Era pouco mais de oito da noite do dia 4 de novembro de 1969
quando Carlos Marighella foi capturado e morto por agentes da ditadura militar,
a um mês de completar 58 anos. Nascido na Bahia, foi militante do Partido
Comunista, deputado federal, poeta e guerrilheiro.

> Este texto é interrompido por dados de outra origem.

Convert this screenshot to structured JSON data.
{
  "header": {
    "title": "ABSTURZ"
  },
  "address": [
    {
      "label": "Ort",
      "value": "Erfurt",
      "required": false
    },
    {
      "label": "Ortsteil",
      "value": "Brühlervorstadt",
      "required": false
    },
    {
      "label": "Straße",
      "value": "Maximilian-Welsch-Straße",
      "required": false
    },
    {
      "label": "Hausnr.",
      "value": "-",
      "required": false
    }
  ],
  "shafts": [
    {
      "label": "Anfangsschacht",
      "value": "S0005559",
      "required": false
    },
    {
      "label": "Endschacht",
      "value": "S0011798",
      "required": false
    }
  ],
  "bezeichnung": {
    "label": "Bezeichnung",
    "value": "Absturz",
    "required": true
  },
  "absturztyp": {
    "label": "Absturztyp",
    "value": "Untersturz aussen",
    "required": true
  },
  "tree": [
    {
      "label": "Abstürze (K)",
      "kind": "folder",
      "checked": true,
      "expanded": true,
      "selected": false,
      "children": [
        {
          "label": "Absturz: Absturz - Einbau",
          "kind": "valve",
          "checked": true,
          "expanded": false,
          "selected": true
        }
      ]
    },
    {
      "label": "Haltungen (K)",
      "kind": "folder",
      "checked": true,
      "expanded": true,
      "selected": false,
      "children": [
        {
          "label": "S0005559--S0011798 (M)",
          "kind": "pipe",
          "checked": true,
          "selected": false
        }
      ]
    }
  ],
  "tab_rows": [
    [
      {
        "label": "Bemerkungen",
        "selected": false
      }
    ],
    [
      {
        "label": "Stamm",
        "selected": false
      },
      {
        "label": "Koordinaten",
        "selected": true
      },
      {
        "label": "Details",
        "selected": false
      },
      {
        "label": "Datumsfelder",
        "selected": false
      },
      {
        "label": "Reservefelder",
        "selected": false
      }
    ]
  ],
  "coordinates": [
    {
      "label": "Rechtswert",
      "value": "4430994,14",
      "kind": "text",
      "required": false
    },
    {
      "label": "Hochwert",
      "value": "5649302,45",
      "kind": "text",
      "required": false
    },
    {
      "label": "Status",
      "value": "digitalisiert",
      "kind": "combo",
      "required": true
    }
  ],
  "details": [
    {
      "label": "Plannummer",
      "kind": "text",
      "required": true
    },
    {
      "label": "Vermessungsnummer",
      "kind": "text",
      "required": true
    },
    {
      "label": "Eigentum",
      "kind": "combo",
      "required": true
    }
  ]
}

Marighella já havia passado pela prisão e pela tortura
durante o governo de Getúlio Vargas. No ano anterior, em 1968, com a
instauração do Ato Institucional nº5 (AI-5), poderia ter escolhido o caminho de
muitos dos seus companheiros, o exílio, mas decidiu resistir. É o que conta o
autor da biografia mais conhecida de Marighella, “O guerrilheiro que incendiou
o mundo”, Mário Magalhães.
“A decisão do Marighella de resistir à ditadura, quando ele
poderia ter ido para o exílio, como muita gente boa fez legitimamente, foi
decisiva para esse sentimento em torno do Marighella e da memória dele, que faz
com que ele seja amado e odiado como não foi nem no tempo da ditadura. E é
evidente que assim como o Marighella é para quem o rejeita, combinando ideias e
ação dos valores que essas pessoas rejeitam, para quem gosta do Marighella, ele
é hoje uma inspiração permanente”.
Magalhães explica que, embora um dos livros mais conhecidos
do escritor e político baiano tenha sido o Minimanual do Guerrilheiro Urbano,
naquela época, Marighella planejava o início da luta armada no campo, prevendo
que o movimento seria sufocado se permanecesse nas cidades.

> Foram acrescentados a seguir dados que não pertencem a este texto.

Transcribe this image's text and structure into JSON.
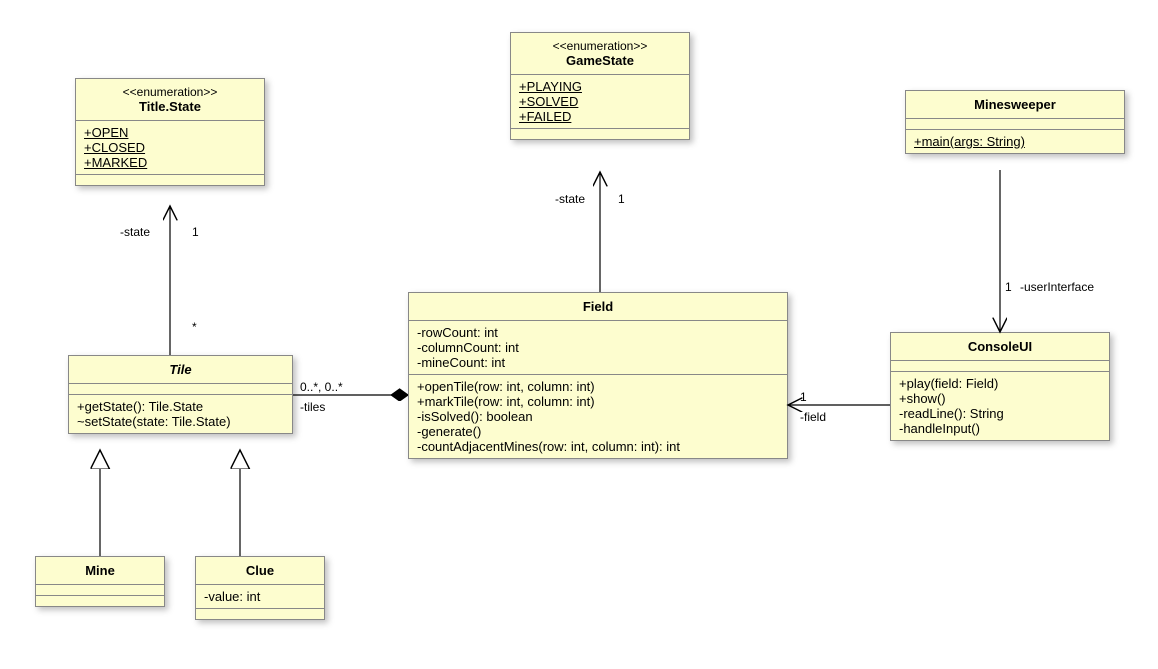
{
  "titleState": {
    "stereotype": "<<enumeration>>",
    "name": "Title.State",
    "values": [
      "+OPEN",
      "+CLOSED",
      "+MARKED"
    ]
  },
  "gameState": {
    "stereotype": "<<enumeration>>",
    "name": "GameState",
    "values": [
      "+PLAYING",
      "+SOLVED",
      "+FAILED"
    ]
  },
  "minesweeper": {
    "name": "Minesweeper",
    "methods": [
      "+main(args: String)"
    ]
  },
  "tile": {
    "name": "Tile",
    "methods": [
      "+getState(): Tile.State",
      "~setState(state: Tile.State)"
    ]
  },
  "field": {
    "name": "Field",
    "attrs": [
      "-rowCount: int",
      "-columnCount: int",
      "-mineCount: int"
    ],
    "methods": [
      "+openTile(row: int, column: int)",
      "+markTile(row: int, column: int)",
      "-isSolved(): boolean",
      "-generate()",
      "-countAdjacentMines(row: int, column: int): int"
    ]
  },
  "consoleUI": {
    "name": "ConsoleUI",
    "methods": [
      "+play(field: Field)",
      "+show()",
      "-readLine(): String",
      "-handleInput()"
    ]
  },
  "mine": {
    "name": "Mine"
  },
  "clue": {
    "name": "Clue",
    "attrs": [
      "-value: int"
    ]
  },
  "labels": {
    "stateTile": "-state",
    "one1": "1",
    "star": "*",
    "stateField": "-state",
    "one2": "1",
    "tiles": "-tiles",
    "mult": "0..*, 0..*",
    "userInterface": "-userInterface",
    "one3": "1",
    "fieldRole": "-field",
    "one4": "1"
  }
}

Outra estudiosa da vida de Marighella, sua sobrinha, Isa
Ferraz, foi buscar conhecer mais a fundo a história do tio para a produção do
documentário que leva o nome do guerrilheiro.“A minha relação com ele é de
sobrinha, mas também de alguém que quis entender porque uma pessoa tão
carinhosa, afetiva, que eu tinha tanta adoração como tio, era considerado como
o inimigo número um da ditadura militar e perseguido até a morte”.

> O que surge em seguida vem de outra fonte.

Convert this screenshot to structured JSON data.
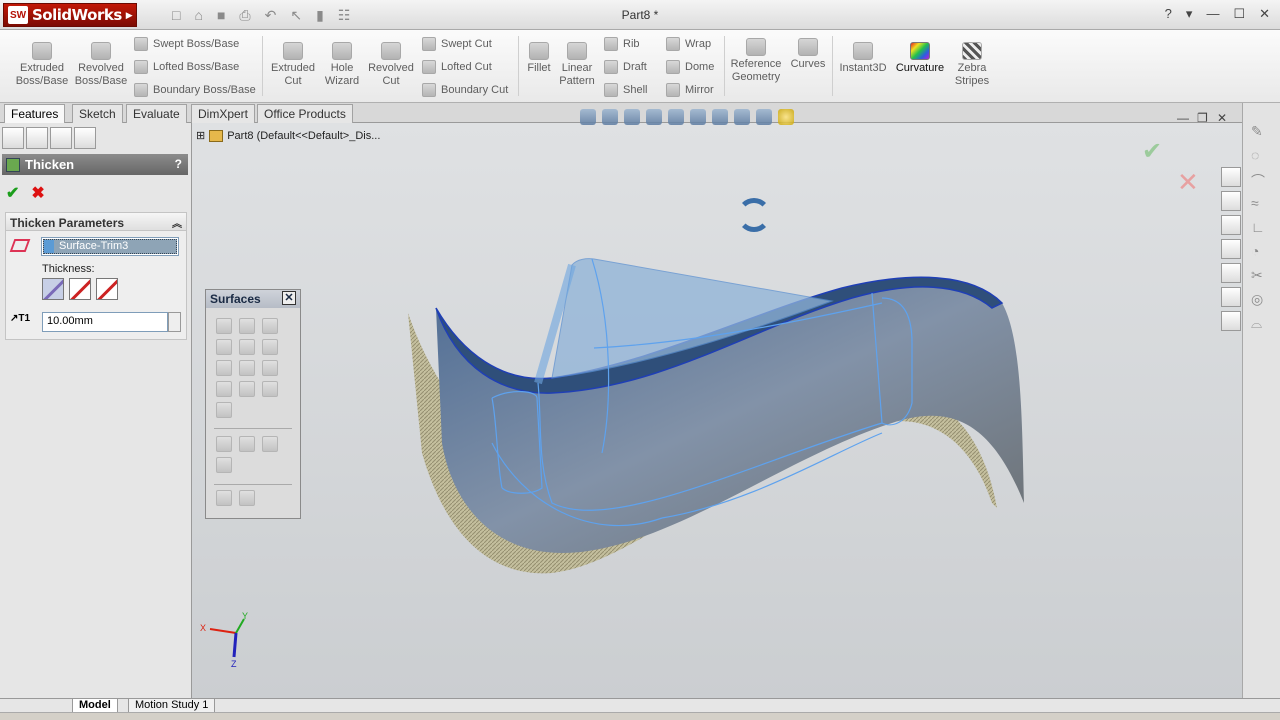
{
  "app": {
    "logo_text": "SolidWorks",
    "doc_title": "Part8 *"
  },
  "toolbar": {
    "extruded_boss": "Extruded Boss/Base",
    "revolved_boss": "Revolved Boss/Base",
    "swept_boss": "Swept Boss/Base",
    "lofted_boss": "Lofted Boss/Base",
    "boundary_boss": "Boundary Boss/Base",
    "extruded_cut": "Extruded Cut",
    "hole_wizard": "Hole Wizard",
    "revolved_cut": "Revolved Cut",
    "swept_cut": "Swept Cut",
    "lofted_cut": "Lofted Cut",
    "boundary_cut": "Boundary Cut",
    "fillet": "Fillet",
    "linear_pattern": "Linear Pattern",
    "rib": "Rib",
    "draft": "Draft",
    "shell": "Shell",
    "wrap": "Wrap",
    "dome": "Dome",
    "mirror": "Mirror",
    "reference_geometry": "Reference Geometry",
    "curves": "Curves",
    "instant3d": "Instant3D",
    "curvature": "Curvature",
    "zebra_stripes": "Zebra Stripes"
  },
  "tabs": [
    "Features",
    "Sketch",
    "Evaluate",
    "DimXpert",
    "Office Products"
  ],
  "property_manager": {
    "title": "Thicken",
    "help": "?",
    "group_title": "Thicken Parameters",
    "selection": "Surface-Trim3",
    "thickness_label": "Thickness:",
    "thickness_value": "10.00mm"
  },
  "viewport": {
    "breadcrumb": "Part8  (Default<<Default>_Dis...",
    "surfaces_toolbar_title": "Surfaces",
    "axis_x": "X",
    "axis_y": "Y",
    "axis_z": "Z"
  },
  "bottom_tabs": [
    "Model",
    "Motion Study 1"
  ],
  "colors": {
    "accent_blue": "#3a6ea8",
    "surface_fill": "#6c87ad",
    "thick_shadow": "#b2ab84"
  }
}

Ferraz conta que no processo de pesquisa, se surpreendeu ao
descobrir o amplo apoio internacional recebido pelo tio. “Eu aprendi um monte
de coisas que eu nem imaginava. Por exemplo, o apoio dos artistas europeus à
luta armada do Marighella, como Jean-Paul Sartre, [Roberto] Rosselini mandou
dinheiro, o [Jean-Luc] Godard fez um filme… vários intelectuais
importantíssimos que eu tenho o maior respeito apoiaram e mandaram dinheiro,
recursos. Esse interesse internacional eu não sabia que era tão grande”.
Para a documentarista, a opção de Marighella pela luta
armada como forma de resistência ao regime militar se explica pelo contexto
internacional ao qual estava inserido. “Só dá para entender o Marighella e as
opções dele se olharmos para o contexto mundial e nacional. Quer dizer, o
Marighella vai para a luta armada no momento em que estava ocorrendo o conflito
na Argélia, os movimentos negros nos Estados Unidos, a guerra do Vietnã, a
Revolução Chinesa, a Revolução Cubana, quer dizer, era um contexto. Todas as
lutas identitárias começando a surgir, os movimentos estudantis, então era um
contexto mundial”.
Com uma trajetória recheada de fatos tão relevantes para a
história do Brasil e do mundo, Magalhães lamenta que a luta de Carlos
Marighella tenha ficado por tanto tempo à margem dos livros.
“Cada um tem o direito de achar o que quiser do Marighella.
Esse é um preceito democrático e de liberdade intelectual essencial. O problema
foi que certa historiografia brasileira tentou criminosamente eliminar o
Marighella da história nacional. E por muito tempo, esse projeto foi bem-sucedido,
apesar do bravíssimo esforço das pessoas que nunca deixaram de lembrar a
trajetória do Marighella”.
Mário saúda o fato de 49 anos depois, nome do líder estar
tão presente no imaginário do povo brasileiro. “Houve grandes militantes e
dirigentes comunistas na história do Brasil. Algo que destaca o Marighella é o
que está nas pichações das cidades pelo país afora: Marighella vive. O
Marighella não parece um personagem que morreu pouco depois das oito da noite,
na Alameda Casa Branca, no dia 4 de novembro de 1969. Ele vive hoje. O
Marighella hoje vive e perturba. Ele incomoda uns e estimula outros”.